В Вильне начались новые пиры, новые празднества, приезжую знать дарили конями, дорогой сбруей, узорным восточным оружием и посудой, камнями и бархатами, жупанами и охабнями, дорогими мехами соболей, бобров, рысей и выдр. Но короны все не было, а польские паны никак не хотели без нее провозгласить литвина королем. Сейм зашел в тупик, и становилось ясно, что королевское звание вновь отодвинулось от Витовта и что надо заново слать к императору в Рим, дарить дары и уговаривать упрямых ляхов каждого порознь. Подступал октябрь, начинались упорные осенние дожди – и ждать было уже нечего. Ягайло тоже хотел уехать, с неизменными улыбками обещая брату, что то, что он говорил в Луцке, будет исполнено, обязательно исполнено… Потом! И глядел, сосредоточив бегающий взгляд, почти честно, почти взаправду, не понимая, как это так ничего не получилось из нынешнего съезда? Ягайло лукавил всю жизнь, и сейчас тоже – это уж было его коренным свойством! Словно позабыл, что сам же и велел задержать корону Витовта в Кракове! А на случай, ежели двоюродник вызнает о деле, готовился все свалить на непокорную польскую шляхту, которая не захотела, не позволила, не послушалась его, короля! В первых числах октября начался разъезд гостей. Уехала и Софья. Начали разъезжаться ляхи. И без их гербов, плащей, узорных полон, крылатых шеломов все как-то попростело, уменьшилось. Уезжала Софья, в последний момент кинувшаяся на шею отца, обливая слезами его расшитый самоцветами плащ, будто чуяла, будто понимала, что больше не узрит родителя.
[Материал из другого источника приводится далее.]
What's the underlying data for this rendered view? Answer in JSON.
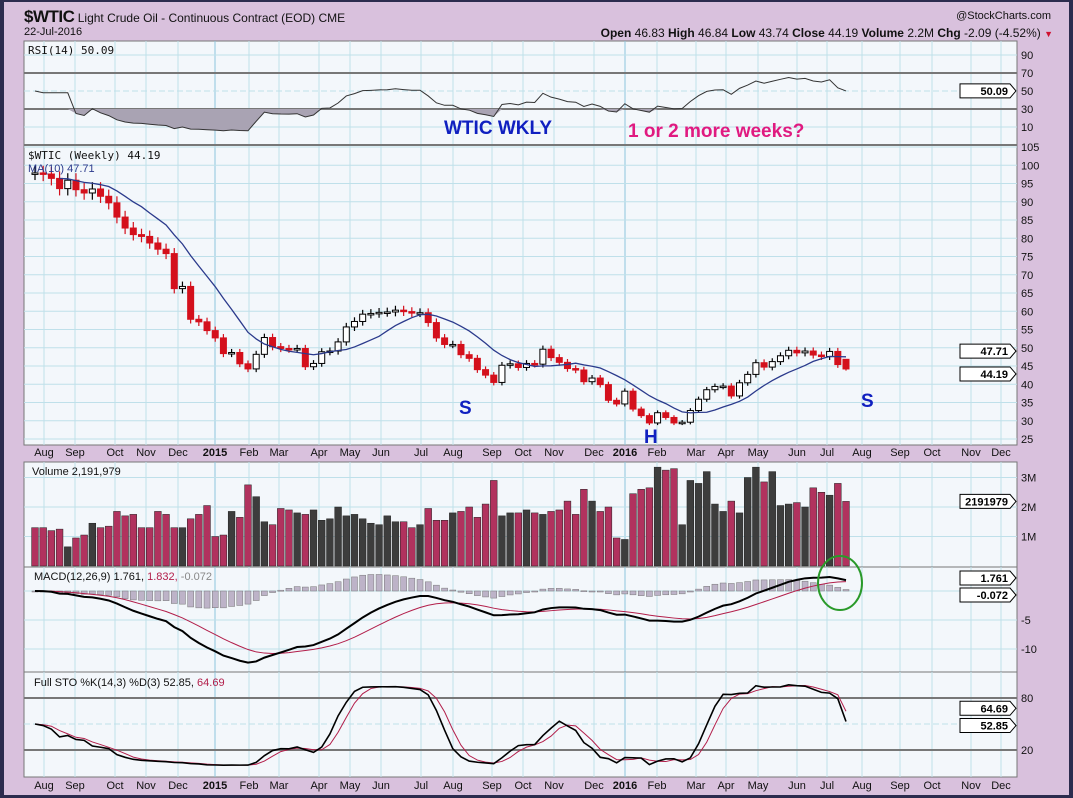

Василий, которого дед на прощание крепко обнял и расцеловал, примолвив: – В Орде сделаю, что смогу! – тоже едва не расплакался, но не из предчувствий каких, а попросту потому, что окончилась сказка. Сказка о величии и гордости, о власти и красоте иноземной, и потому тем паче волнующей. Василий по малолетству еще нигде не бывал, а такого пышного съезда вятшей господы и представить себе не мог. Уехали. Уехал и Борис Тверской. Пустела Вильна. Измученный Витовт оставил у себя Фотия и, изгнав всех католических прелатов, заперся сним. Похоже, он начал что-то понимать в конце концов. Во всяком случае, Фотий, быв у Витовта после съезда одиннадцать дней, получил все, что хотел: всезападные епархии были вновь подчинены ему. О Григории Цамблаке и вообще об идее особого митрополита для русского населения Литвы было забыто, права Православной церкви были подтверждены и утверждены вновь, к вятшему неудовлетворению и даже ярости католиков. Думал ли Витовт, теперь, после неуспеха своего венчания, перекинуться к православию? Или затаивал очередную игру, дабы, угрожая своим переходом в православие, вырвать-таки корону из рук папского Рима? Этого мы никогда не узнаем.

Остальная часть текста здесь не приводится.